Был и ещё один, тайный, плюс воздержания. От мысли, что очередная Вера, Ира или Агния не спит ночами и мечтает о нём, у Эйзена захватывало дух — гораздо больше, чем от фантазий про естественное завершение интрижки.
Для успокоения же собственного капризного эго (которое нет-нет да и опечалится от невозможности классической победы) Эйзен придумал хитрую формулу: “Раздвоение объектов на физиологический ряд и ряд сентиментальный — с первыми сплю, но не люблю, вторых обожаю, но не коитирую”. Эту формулу он и предъявил самой дорогой своей подруге Pearl Аташевой, с кем завязались непривычно длительные отношения, — утешая как её, так и прежде всего самого себя. При этом “ряд сентиментальный” был у Эйзена довольно широк и известен, а “физиологический” то ли содержался в тени, то ли отсутствовал вовсе.
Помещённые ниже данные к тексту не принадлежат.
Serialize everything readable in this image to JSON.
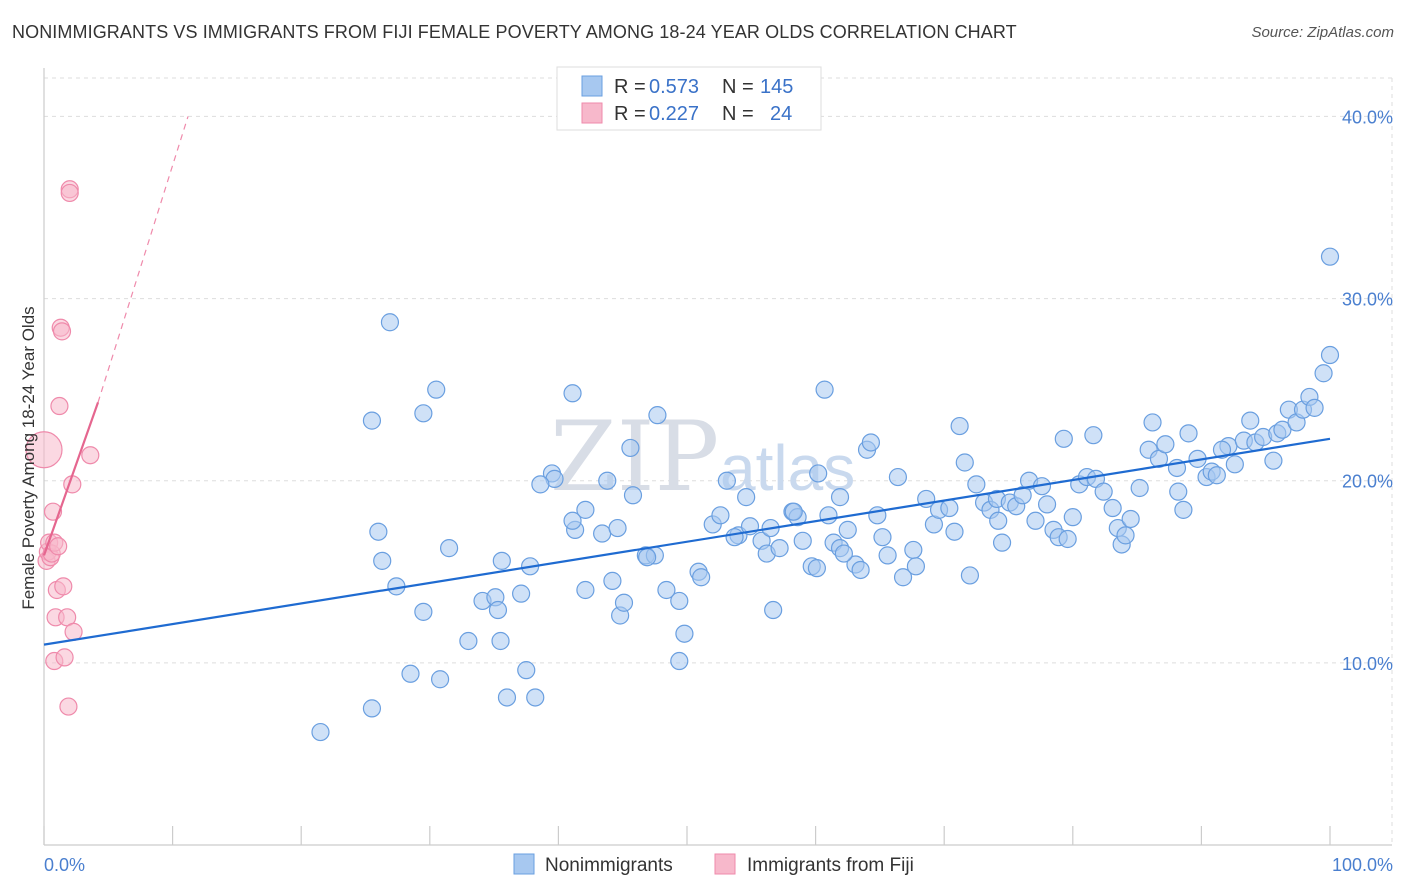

Для окружающих Эйзен был фонтан дерзостей, вечный бенгальский огонь, искрящий остротами. Брутальный зубоскал, смутитель и пленитель, жуир и Дон Жуан. Вечный любимец женщин и их большой знаток.
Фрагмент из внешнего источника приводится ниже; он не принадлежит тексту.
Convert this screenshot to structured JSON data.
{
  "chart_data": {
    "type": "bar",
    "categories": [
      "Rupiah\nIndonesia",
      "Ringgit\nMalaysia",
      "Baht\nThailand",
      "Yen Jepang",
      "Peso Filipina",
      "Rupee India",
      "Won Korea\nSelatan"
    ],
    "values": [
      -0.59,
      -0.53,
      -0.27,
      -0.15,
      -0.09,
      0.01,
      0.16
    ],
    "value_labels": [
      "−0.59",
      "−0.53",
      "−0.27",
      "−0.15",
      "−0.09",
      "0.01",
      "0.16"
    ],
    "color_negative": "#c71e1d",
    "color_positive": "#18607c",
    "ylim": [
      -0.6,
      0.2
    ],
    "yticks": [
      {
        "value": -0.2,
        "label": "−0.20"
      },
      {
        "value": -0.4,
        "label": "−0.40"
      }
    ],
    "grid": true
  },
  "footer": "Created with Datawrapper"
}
А под феерической маской, расшитой блёстками и бубенцами, прятался кто-то неприкаянный: не принятый мужским родом и не доверяющий женскому, не умеющий сливаться в любви с другим человеком и отчаянно этого желающий — и более всего на свете боящийся остаться одному. И то, что Тису показалось ненавистью к женщинам, объяснялось тоской — вывернутой наизнанку и низведённой до карикатуры тоской по женщине.
■ Деревенскую ленту Эйзенштейну поручил делать сам Сталин, желая, конечно, получить очередной “Потёмкин” — но теперь на материале о плуговой распашке, удойности коз и унавоживании почвы. Тема постепенно становилась важнейшей в стране: сто двадцать миллионов крестьян, главное богатство России, виделись и главным фронтом приложения государственных сил. Генеральная линия партии пролегала аккурат по деревням и сёлам — а вернее, по жизням и судьбам их населенцев. И название картины образовалось само: “Генеральная линия”.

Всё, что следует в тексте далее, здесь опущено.